There was a room in the Titans’ home that belonged to Prometheus alone. Its rafters were formed from the trimmed and polished branches of the fig-tree that still grew from the middle of the floor. It was in this room that Athene had loved to sit and discourse with the profound Titan on matters of the universe, while aloft her owl made two orange suns with its eyes.
The room was rich and heavy with thought. It was here that Prometheus brought the clay and laid it on an oiled and polished bench that stretched for the room’s great length.
Under this bench were several stone jars, well stoppered and sealed. No one knew of these jars but the two Titans who had guarded them jealously since the far-off days of murdered Uranus. One of them was cracked and skilfully repaired. The damage had been done during the wild war between the Titans and the gods. A mountain had crashed to blazing ruin and shaken the jar from a shelf. But Prometheus had saved it.
Now at last he broke the seal and opened it. Within was the divine substance of Chaos from which all things had been created.
Prometheus had seen it, still ungrown, lying in a deep pit. It had glimmered and winked up at him. Eagerly he’d gathered it and stored it in the jars.
He poured it out. Everywhere in its shining bulk were the bright, immortal seeds trapped like fireflies in some black, festooning web.
Firmly and quickly the great Titan kneaded this ancient substance into the riverbed clay, till the precious seeds were evenly distributed. Then he set to work in earnest.
In the groin of the Fates’ mountain the three blind sisters laughed aloud. Their wheel was creaking and grunting as it spun like a mad thing.
Prometheus shaped
the clay into images of the immortal gods. His fingers grew more and more skilful as his great mind wrestled with the mysterious quest for form. His memory and imagination seemed to body forth shapes in the air, and swiftly he enclosed them in the curious clay.
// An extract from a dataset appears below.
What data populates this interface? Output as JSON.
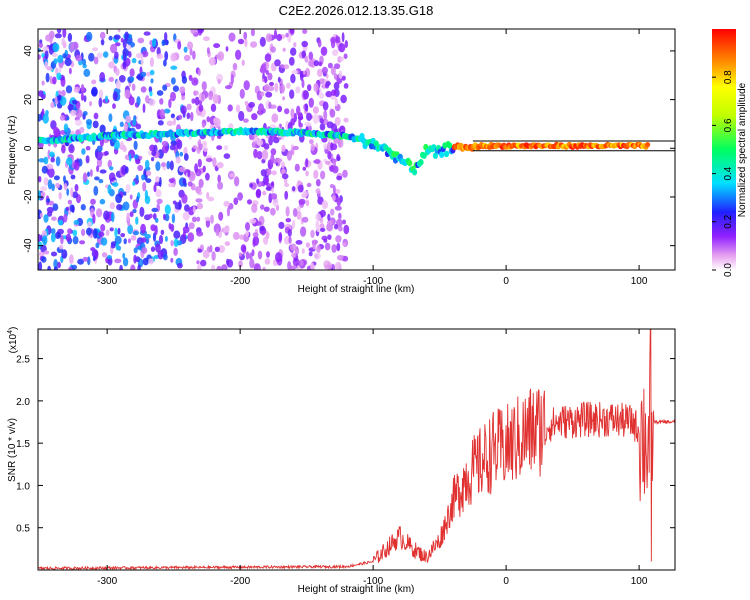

Little Zeuses, Heras, Apollos and Poseidons ran from his fingertips; even a dark-browed Hades and a proud Artemis with a wart on her knee where the Titan’s finger had fumbled.
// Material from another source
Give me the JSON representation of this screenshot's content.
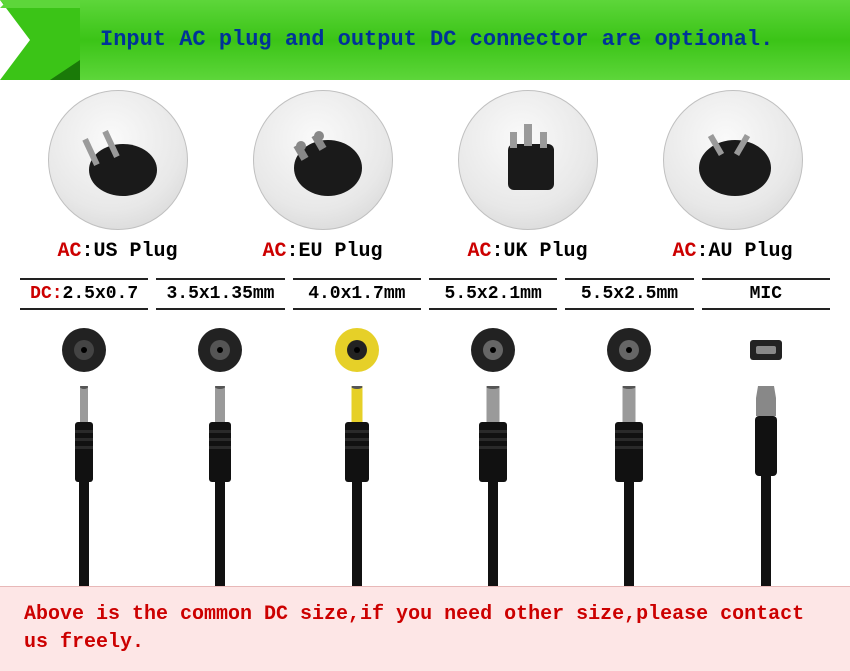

Then he set the little godkins up before him and rested his mighty head on his aching hands. Already the immortal seeds had begun to stir and grow within the thick insensitive clay. Quietly, the Titan watched.
But he was not the only watcher. High among the crooked rafters perched an intent bird. It was a crane whose bright, bright eyes were the eyes of Hermes . . .
The clay was swelling, growing. Channels were being formed within it down which the burst seeds sent crimson tears to course, nourishing, colouring and warming into life.
Eyelids grew thin as gauze, flicked open to reveal strange little pools of wonderment. Lips reddened, parted on white teeth . . . and tongues began to stir under the force of mounting breath.
And still they grew till their proportions were all but god-like. Everywhere in the vast room limbs were stretching, bodies twisting and hair stirring in the night breeze.
At last, they grew no more. The seeds had spent themselves; their task was done. The great Titan smiled.
‘Go,’ he whispered. ‘Go seek your inheritance before it is too late.’
His door was open and the starlight drifting in glinted on their sweet new limbs.
They turned their faces back to the vast dark room in which they had been made. Their eyes met the deep eyes of Prometheus. They smiled – and then they went out into the glorious garden of the night.
The Titan watched them and inexplicably his eyes grew full of tears and his huge heart ached with love and hope for the creatures he had made.
Suddenly, one gave a wild, wild cry and fell at the foot of a poplar tree. Prometheus hastened to his side; stared down, touched – then recoiled. His new-made child was cold and still.